This thread contains the in-class discussion from Lesson 7. The Wiki links have been moved to this new thread. Please ask any questions about lesson 7 in the new wiki thread.
One last time!
- Class Activation Maps.
- Something on Dropout and PyTorch.
- Jeremy’s presentation(link)
The official start date for DL part2 v2 will be March 19.
How does the enrollment of part 2 for international fellows happen?
Same like part1v2.
Emailing as we did for this one…
Any idea when Part1v2 will be available to the rest of the world?
Why Than instead of RELU?
This was about sigmoid vs. tanh.
tanh vs. relu is still not clear.
The second link is about why tanh works best in this case, it’s a complex question.
Practical question: what type of visa have you international people used to attend the course? Got to get involved in person for part 2
I thought the hidden layers were supposed to be initialized with identity matrices, not 0’s… Wasn’t that the conclusion of the Hinton paper brought up last class?

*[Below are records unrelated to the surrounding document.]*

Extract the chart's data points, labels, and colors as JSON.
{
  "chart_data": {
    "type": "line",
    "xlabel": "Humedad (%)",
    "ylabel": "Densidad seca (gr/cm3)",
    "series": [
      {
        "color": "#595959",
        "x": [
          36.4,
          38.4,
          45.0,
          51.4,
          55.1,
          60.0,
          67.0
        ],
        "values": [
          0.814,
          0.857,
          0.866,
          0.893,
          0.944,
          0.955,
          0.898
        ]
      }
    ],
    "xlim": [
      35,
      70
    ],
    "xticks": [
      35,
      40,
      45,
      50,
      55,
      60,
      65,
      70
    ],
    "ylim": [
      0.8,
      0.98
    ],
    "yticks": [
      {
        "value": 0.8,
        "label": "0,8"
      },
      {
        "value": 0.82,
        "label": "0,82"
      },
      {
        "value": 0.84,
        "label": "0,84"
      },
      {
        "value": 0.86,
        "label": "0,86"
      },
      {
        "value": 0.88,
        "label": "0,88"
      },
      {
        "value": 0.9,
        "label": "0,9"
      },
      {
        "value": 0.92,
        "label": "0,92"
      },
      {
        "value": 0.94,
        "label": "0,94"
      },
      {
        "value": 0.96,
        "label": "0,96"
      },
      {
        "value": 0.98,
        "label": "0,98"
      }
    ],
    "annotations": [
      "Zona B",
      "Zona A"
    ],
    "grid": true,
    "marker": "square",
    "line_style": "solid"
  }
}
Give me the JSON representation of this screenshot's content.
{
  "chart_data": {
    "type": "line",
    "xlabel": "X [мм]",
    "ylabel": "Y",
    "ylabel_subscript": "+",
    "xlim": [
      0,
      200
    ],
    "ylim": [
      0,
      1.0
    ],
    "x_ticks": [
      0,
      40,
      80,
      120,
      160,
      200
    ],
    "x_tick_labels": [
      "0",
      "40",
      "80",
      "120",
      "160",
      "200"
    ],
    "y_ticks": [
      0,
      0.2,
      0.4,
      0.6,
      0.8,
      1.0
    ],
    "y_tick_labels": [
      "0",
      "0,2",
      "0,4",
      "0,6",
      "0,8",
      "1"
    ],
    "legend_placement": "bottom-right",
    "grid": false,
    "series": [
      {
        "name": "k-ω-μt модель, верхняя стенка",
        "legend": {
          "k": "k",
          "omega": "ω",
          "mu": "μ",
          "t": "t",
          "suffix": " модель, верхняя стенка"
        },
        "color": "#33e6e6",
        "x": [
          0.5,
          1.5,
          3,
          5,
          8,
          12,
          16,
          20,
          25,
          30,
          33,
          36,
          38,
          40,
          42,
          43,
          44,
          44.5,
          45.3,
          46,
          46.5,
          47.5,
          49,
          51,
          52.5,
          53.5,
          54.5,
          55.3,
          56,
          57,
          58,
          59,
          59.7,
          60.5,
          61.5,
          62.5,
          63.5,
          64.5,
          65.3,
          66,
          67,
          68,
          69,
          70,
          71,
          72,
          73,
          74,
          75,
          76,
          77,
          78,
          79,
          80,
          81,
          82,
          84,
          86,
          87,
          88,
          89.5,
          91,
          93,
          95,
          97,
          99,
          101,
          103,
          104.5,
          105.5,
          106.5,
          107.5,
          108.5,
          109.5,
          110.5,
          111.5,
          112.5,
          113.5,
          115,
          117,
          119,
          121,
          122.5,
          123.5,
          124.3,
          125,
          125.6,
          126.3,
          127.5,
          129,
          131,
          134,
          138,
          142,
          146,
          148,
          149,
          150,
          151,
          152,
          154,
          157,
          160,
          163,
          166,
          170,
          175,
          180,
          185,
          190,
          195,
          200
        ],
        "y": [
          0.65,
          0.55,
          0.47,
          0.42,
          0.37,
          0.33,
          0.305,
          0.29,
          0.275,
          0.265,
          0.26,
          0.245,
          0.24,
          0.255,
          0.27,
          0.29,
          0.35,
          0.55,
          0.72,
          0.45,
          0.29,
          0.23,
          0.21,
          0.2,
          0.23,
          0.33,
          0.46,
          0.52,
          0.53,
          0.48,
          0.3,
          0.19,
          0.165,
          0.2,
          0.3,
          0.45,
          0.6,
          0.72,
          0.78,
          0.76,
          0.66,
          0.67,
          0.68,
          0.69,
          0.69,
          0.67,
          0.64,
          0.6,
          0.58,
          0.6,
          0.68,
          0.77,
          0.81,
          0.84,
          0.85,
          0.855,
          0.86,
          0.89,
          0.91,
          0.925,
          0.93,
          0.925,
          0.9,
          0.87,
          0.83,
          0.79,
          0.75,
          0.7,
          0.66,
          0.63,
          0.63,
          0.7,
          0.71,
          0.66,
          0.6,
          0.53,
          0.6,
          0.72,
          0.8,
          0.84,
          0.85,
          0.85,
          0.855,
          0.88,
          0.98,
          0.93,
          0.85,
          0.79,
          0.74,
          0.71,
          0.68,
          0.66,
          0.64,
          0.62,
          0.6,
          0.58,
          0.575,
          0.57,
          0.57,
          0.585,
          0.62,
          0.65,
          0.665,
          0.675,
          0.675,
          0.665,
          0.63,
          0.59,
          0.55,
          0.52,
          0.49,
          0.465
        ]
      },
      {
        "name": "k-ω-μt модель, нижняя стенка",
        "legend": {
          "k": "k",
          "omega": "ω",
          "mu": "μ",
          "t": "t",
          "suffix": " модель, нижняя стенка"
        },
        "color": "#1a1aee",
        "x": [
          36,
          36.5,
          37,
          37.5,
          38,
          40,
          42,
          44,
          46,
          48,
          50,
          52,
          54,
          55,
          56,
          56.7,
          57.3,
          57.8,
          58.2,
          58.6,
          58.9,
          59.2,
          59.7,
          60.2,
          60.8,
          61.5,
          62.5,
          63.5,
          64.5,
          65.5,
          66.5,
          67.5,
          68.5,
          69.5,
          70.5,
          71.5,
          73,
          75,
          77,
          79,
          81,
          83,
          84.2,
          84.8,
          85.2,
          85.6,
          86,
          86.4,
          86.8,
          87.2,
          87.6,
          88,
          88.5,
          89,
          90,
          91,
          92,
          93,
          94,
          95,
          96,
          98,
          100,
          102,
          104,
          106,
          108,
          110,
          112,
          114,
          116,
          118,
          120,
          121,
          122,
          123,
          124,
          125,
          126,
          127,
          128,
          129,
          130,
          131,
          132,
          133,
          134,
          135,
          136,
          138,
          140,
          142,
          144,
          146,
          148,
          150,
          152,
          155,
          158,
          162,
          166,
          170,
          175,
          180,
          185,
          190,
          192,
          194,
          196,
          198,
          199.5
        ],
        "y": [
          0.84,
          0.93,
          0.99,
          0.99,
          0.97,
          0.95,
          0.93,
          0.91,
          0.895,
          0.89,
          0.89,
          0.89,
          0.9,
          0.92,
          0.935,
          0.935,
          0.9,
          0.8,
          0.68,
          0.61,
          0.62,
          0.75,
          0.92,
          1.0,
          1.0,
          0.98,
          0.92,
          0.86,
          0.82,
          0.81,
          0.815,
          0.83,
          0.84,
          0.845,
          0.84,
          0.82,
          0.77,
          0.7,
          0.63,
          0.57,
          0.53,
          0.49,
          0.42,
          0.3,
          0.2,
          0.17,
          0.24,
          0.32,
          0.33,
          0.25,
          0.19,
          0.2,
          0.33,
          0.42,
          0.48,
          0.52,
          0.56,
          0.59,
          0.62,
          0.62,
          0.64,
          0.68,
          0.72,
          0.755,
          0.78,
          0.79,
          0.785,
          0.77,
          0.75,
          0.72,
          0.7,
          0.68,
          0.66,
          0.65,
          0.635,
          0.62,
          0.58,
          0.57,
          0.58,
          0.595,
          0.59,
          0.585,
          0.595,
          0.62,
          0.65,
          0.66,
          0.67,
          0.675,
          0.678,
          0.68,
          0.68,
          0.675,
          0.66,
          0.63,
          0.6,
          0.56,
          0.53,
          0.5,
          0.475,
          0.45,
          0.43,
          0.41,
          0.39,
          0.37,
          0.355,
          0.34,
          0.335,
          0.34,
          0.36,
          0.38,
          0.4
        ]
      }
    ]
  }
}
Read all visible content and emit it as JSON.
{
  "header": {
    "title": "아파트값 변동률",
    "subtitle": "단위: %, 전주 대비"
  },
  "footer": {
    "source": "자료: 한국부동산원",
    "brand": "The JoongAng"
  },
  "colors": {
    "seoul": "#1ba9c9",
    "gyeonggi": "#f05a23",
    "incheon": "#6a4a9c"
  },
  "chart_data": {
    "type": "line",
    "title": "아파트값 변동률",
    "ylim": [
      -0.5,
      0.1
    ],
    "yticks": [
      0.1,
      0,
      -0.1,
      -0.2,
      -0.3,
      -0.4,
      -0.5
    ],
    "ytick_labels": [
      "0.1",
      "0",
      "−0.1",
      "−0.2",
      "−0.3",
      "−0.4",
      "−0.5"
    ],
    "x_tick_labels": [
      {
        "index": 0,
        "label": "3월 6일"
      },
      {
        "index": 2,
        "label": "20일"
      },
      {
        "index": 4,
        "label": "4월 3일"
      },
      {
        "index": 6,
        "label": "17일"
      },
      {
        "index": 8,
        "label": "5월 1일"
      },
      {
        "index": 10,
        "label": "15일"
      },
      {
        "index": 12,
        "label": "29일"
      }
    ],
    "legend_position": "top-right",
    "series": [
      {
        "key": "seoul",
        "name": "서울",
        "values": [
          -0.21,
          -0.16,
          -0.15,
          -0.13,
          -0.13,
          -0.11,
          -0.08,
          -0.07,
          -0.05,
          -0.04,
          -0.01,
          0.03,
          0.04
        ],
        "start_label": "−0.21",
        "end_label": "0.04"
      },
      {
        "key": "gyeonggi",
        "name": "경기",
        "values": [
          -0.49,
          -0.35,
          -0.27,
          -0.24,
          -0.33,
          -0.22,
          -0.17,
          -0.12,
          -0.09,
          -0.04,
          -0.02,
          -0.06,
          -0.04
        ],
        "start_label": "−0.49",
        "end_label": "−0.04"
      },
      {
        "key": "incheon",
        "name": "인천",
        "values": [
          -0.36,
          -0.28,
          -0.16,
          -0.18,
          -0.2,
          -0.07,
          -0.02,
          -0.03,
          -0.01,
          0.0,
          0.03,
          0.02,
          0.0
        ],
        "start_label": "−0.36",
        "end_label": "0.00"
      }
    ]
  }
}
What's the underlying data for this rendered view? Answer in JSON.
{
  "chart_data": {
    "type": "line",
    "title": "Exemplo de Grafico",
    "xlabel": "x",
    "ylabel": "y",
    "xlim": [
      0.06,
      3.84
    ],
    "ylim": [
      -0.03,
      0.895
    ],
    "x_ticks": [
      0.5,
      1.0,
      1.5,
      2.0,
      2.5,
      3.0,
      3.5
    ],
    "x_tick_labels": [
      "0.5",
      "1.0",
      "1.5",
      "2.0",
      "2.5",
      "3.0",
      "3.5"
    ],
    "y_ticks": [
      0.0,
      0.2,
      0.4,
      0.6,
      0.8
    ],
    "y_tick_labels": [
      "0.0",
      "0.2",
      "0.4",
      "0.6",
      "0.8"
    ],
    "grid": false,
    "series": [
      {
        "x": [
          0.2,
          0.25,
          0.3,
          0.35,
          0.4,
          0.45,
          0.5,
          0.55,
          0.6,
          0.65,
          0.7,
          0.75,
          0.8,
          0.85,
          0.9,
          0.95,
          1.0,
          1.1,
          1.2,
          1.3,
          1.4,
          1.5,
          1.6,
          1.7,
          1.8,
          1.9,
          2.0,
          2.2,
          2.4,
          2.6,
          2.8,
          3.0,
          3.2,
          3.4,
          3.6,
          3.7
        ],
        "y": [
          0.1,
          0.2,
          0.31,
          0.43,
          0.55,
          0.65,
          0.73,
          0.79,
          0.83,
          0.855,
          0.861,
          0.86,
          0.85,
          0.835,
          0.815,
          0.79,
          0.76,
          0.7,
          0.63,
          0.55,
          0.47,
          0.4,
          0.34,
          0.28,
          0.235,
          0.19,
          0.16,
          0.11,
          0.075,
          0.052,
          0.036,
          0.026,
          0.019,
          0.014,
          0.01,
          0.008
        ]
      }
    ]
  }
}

I think in the RNN case it makes sense to initialise with zeros because the first state is no input.
Found one paper that mentions IRNN - RNN with ReLU as an activation function. They say it works almost as well as LSTM. https://arxiv.org/pdf/1603.09420.pdf
This is the paper I’m referring to:
https://arxiv.org/abs/1504.00941
Key to our solution is the use of the identity matrix or its scaled version to initialize the recurrent weight matrix.
Is the recurrent weight matrix equivalent to the hidden layer?
That explains why when I set bptt to 140 everything blew up… It is all coming together.
So what are the cons of setting it lower? Slower training times?
Hope you’re referencing the greatest musical of all time ;p